Broad-spectrum sunscreen works by blocking UVA and UVB rays from penetrating the skin. Sunscreens that come with an SPF of 15 or more are highly effective at protecting one's skin from the sun's rays.

The sun produces two types of rays that are harmful to the skin: UVA and UVB. While UVB causes sunburn, UVA moves deeper into the skin and increases the risk of premature wrinkling. Sunscreen with an SPF of 15 makes the skin take 15 times longer to burn. If someone usually burns after 20 minutes, an SPF 15 cream should increase that time to 5 hours. Sunscreen users should reapply their product every two hours to reap the maximum benefits.

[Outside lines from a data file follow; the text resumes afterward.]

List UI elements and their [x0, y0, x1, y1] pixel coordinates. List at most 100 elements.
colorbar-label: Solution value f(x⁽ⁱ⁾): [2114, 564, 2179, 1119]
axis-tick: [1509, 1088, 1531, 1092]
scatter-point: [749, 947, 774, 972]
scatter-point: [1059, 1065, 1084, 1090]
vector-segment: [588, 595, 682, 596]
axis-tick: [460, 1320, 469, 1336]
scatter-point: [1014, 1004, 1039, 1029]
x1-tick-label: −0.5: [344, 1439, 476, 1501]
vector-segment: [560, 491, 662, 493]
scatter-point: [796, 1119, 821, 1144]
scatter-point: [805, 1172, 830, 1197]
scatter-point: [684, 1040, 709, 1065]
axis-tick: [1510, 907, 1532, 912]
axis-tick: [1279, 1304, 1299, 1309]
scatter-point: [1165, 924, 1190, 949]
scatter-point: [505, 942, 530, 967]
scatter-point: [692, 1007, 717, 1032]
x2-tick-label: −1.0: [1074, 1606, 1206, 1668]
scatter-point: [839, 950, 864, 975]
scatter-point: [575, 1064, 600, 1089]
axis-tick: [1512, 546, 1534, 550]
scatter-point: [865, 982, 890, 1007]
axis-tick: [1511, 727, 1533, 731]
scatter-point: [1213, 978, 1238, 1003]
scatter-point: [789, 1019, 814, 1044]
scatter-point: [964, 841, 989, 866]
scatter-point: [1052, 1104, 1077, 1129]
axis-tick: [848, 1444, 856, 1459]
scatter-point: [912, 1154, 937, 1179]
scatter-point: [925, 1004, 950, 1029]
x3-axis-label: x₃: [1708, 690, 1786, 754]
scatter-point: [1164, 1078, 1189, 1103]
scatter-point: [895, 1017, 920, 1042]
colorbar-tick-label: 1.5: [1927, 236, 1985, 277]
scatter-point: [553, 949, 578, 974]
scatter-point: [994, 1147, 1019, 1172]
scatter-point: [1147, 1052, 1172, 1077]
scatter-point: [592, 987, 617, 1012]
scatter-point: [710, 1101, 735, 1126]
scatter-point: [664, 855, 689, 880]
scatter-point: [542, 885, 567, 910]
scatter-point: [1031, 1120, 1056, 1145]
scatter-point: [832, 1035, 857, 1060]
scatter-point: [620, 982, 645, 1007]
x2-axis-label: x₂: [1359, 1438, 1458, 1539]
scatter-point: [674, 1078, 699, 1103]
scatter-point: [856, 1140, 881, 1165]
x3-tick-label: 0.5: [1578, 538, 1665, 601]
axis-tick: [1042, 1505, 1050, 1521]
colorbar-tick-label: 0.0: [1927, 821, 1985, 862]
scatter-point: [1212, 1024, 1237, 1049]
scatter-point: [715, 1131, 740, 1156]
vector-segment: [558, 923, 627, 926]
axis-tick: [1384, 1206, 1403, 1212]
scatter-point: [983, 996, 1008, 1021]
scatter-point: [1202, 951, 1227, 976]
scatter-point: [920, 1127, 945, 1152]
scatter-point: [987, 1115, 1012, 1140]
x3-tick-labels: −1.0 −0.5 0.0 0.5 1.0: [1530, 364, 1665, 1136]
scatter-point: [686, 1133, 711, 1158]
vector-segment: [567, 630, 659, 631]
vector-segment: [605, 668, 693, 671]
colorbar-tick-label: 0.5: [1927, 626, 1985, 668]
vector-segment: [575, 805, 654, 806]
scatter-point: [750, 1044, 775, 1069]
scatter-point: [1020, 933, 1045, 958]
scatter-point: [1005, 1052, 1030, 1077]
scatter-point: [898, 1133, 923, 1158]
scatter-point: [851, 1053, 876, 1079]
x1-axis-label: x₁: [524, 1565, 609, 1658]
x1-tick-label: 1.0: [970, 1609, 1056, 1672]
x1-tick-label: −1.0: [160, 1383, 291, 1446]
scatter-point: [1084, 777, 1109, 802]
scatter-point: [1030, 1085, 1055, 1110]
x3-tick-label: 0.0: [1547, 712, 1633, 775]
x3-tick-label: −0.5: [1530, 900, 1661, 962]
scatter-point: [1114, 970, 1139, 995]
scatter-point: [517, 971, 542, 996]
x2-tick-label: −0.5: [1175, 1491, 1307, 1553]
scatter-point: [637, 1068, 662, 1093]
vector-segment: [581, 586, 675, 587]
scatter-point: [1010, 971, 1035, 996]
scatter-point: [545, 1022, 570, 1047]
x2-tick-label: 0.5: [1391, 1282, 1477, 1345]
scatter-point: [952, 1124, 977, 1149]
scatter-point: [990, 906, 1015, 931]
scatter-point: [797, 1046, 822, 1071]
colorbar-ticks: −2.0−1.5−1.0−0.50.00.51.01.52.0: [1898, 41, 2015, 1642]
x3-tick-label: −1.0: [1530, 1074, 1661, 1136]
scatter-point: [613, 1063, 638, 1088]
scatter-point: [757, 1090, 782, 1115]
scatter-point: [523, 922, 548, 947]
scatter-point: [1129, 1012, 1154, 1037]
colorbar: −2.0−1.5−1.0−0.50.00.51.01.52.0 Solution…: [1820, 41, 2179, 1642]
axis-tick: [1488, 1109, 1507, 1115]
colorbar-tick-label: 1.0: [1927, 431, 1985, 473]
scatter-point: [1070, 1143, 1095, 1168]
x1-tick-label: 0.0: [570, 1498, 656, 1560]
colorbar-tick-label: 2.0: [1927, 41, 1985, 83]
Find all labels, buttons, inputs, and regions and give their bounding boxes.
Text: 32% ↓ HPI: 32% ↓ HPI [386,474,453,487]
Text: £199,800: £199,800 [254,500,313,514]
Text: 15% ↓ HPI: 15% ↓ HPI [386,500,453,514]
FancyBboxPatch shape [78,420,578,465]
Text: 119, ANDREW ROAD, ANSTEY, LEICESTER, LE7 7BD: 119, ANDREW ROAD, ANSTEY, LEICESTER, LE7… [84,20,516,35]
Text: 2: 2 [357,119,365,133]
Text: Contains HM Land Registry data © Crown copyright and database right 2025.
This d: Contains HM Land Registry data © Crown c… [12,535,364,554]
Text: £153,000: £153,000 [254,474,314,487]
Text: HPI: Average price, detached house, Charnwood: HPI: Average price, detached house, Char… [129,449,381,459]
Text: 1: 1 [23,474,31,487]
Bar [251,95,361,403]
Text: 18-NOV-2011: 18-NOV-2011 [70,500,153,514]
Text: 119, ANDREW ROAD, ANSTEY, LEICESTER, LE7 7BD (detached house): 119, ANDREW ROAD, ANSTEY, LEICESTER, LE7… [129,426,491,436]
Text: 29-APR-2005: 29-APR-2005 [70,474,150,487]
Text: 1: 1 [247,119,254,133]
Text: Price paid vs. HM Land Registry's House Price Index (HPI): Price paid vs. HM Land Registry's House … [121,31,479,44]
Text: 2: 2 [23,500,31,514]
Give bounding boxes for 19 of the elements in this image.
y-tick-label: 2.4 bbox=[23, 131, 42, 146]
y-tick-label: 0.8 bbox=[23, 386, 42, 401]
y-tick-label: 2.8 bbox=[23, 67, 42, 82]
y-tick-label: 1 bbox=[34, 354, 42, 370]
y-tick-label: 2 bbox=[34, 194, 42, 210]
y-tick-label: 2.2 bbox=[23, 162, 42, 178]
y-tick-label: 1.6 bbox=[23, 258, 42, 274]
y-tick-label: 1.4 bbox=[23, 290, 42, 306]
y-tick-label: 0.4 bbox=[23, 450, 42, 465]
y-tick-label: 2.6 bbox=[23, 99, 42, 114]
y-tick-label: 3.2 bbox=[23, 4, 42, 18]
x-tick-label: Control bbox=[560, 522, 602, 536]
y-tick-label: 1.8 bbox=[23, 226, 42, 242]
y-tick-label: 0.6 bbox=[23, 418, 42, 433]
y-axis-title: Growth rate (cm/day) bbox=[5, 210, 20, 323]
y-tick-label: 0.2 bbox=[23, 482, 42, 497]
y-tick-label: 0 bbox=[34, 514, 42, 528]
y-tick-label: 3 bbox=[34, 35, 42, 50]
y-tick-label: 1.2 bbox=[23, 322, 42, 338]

The higher the sunscreen's SPF, the better it is at preventing sunburn. SPF 15 sunscreens block 93 percent of UVB rays, whereas SPF 30 sunscreens block 97 percent. It is important to recognize that a UVB sunscreen does not protect the skin against UVA rays. As such, there may be unseen damage even if there is no reddening present.

Broad-spectrum sunscreens block UVB and UVA rays using a combination of organic and inorganic substances. For example, oxybenzone absorbs UV radiation and dissipates the heat that causes burning. People can purchase sunscreen in spray, lotion and wax form. Individuals who are going to spend time in the water need to choose a water-resistant sunscreen.